新・臨床検査の光と影

人の命を測る臨床検査に光を!

医療と国民皆保険の崩壊

2008-11-21 20:49:38 | 医師不足の深層探究

     医師不足は、医者に責任?麻生発言!

 全国知事会での麻生総理大臣の発言は、一国の最高責任者としてのリーダーシップを推し測るのに最適で秀逸です

 「自分が経営(麻生・飯塚病院)しているから言うわけじゃないけど、はっきり言って社会的常識がかなり欠落している人が多い。(医師不足)これだけ激しくなってくれば、責任はお宅(医者たち)の話ではないかと。しかも、『医者の数を減らせ減らせ、多過ぎる』と言ったのはどなたでした、と云う話を党としても激しく申し上げた記憶がある」

 麻生・飯塚病院の医師たちは、お気の毒なばかりでなく、経営責任者としての雇用責任は、どなたにあるの?

               下種の勘繰り?

 「社会的常識が欠落している」と云われた自民党の最大支持母体である日本医師会、茨城県医師会を除いた46都道府県医師会の先生たちは、それでも自民党支持を謳い続ける、なんと太っ腹で、なんと心の広い方たちと、感心させられます。余程のメリット、はかり知れない裏取引が潜んでいるのかと、「下種の勘繰り」をしたくなります。

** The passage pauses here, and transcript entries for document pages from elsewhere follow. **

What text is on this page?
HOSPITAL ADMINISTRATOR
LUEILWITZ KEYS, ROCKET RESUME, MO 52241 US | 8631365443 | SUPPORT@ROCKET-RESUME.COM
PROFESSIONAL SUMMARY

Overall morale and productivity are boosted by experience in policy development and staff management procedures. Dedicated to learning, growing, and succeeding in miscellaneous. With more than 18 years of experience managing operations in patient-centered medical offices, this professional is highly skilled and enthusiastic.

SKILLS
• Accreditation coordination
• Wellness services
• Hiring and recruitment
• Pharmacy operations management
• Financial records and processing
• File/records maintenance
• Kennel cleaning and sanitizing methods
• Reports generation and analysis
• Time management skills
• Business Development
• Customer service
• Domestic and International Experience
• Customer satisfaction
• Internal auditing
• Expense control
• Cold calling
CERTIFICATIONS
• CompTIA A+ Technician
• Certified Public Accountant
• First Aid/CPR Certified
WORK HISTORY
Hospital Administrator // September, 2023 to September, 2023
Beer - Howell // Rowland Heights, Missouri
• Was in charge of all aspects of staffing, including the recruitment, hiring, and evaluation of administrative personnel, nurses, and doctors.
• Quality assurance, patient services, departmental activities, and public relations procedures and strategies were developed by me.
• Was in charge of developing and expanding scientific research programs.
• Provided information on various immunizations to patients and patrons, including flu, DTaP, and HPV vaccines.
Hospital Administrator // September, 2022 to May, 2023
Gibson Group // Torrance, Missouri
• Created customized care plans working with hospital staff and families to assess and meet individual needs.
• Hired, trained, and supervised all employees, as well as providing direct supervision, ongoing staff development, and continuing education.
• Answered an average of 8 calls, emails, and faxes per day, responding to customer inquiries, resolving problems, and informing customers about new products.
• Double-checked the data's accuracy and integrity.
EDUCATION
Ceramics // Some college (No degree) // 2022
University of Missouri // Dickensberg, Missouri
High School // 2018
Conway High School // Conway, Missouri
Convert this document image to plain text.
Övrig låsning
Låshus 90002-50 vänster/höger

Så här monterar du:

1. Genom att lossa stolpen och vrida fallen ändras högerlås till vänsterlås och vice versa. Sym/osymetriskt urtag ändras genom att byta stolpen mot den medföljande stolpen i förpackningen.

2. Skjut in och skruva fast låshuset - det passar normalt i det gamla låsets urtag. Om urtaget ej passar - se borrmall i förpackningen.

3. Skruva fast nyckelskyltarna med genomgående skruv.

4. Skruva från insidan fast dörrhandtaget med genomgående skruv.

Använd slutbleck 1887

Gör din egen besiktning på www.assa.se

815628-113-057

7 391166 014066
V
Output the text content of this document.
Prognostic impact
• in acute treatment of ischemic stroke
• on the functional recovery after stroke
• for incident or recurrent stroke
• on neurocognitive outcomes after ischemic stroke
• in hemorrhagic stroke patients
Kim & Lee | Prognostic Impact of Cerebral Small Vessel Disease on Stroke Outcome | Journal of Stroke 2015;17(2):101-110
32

         「医療亡国論」から「医師亡国論」へ

 「医者の数が多過ぎる」の発端は、1983年「医療と国論」社会旬報で、時の厚生省保険局長・吉村仁氏「医療費をめぐる情勢と対応に関する「私の考え」に端を発しているいわゆる「医療亡国論」だったと記憶しています。

 それが、マスコミによって、「医療亡国論」から「医師亡国論」へ、一部の悪徳医師による不正請求と、長者番付報道とともに「医者が多過ぎるから、医療費が高騰する、だから国が滅びる」そして「医者減らせ」へと変質し捻じ曲げられていった経緯があります。

      首相語録 、次の傑作に期待?          

 麻生発言は、この辺を吐き違え、認識の浅薄さを露呈、いやいや、党内でも、身内(飯塚病院)の間でも、結構普段から話し合っている「ネタ」を、披露したに過ぎないのではないでしょうか。

 医師の養成定員を減らし続けたのは、ほかならぬ、「あなたの党」ではありませんか。

 それにつけても、最近の首相語録は、そんじょそこらの漫画本より、よほど面白い!


医療と国民皆保険の崩壊

2008-11-19 15:31:44 | 医師不足の深層探究

       医療行政と医療現場の乖離(1)

 実際問題、どこから手を付けていいやら、皆目見当もつかないほど、医療現場の窮状と云いますか、惨状が続いて、情報収集に追われるばかりの毎日でした。

       医者のモラルの低下」と断じた二階大臣

 「政治家の立場で申し上げるなら、何よりも医者のモラルの問題だ。忙しいの、人が足りないのと云うのは、言い訳に過ぎないと断じたのは、東京都をはじめとする、救急妊婦のタライ回し事件を批判した二階俊博経済産業大臣の弁でした。

 おりしも、産婦人科勤務医163名からの全国アンケート調査の回答結果が報告されました。

 在院勤務時間の平均は295時間、月間37日勤務に相当します。最大は、月間415時間、1日8時間勤務として、月間の勤務日数は、なんと52日間。常軌を逸しています。

 これでも、[医師のモラルの問題]と云うのでしょうか。          

        無駄な道路に、1,240億円

 二階大臣の地元、国道42号線に、1,240億円を投じた道路を、地元民は「二階バイパス」と呼んでいますが、投資効果は、ほとんどないとか。

 この無駄金の、10分の1でもいい、NICUに回したら、全国で1.000床も不足している保育器が、20床以上も設置できますし、何人もの救急妊婦や新生児の「タライ回し」が防げることでしょう。 

        問題企業から、多額の献金

 さらに、二階大臣は、談合事件や設計ミスで問題を起こし、営業停止や指名停止処分を受けた3つの企業から、問題発覚後に数百万円の献金を受けています。

 厳しく深刻な医療現場を見た、その上で、「政治家のモラル」の不足を、つぶさに鏡と向き合ってから、「医者のモラル」を云ってほしいと、つくづく思います。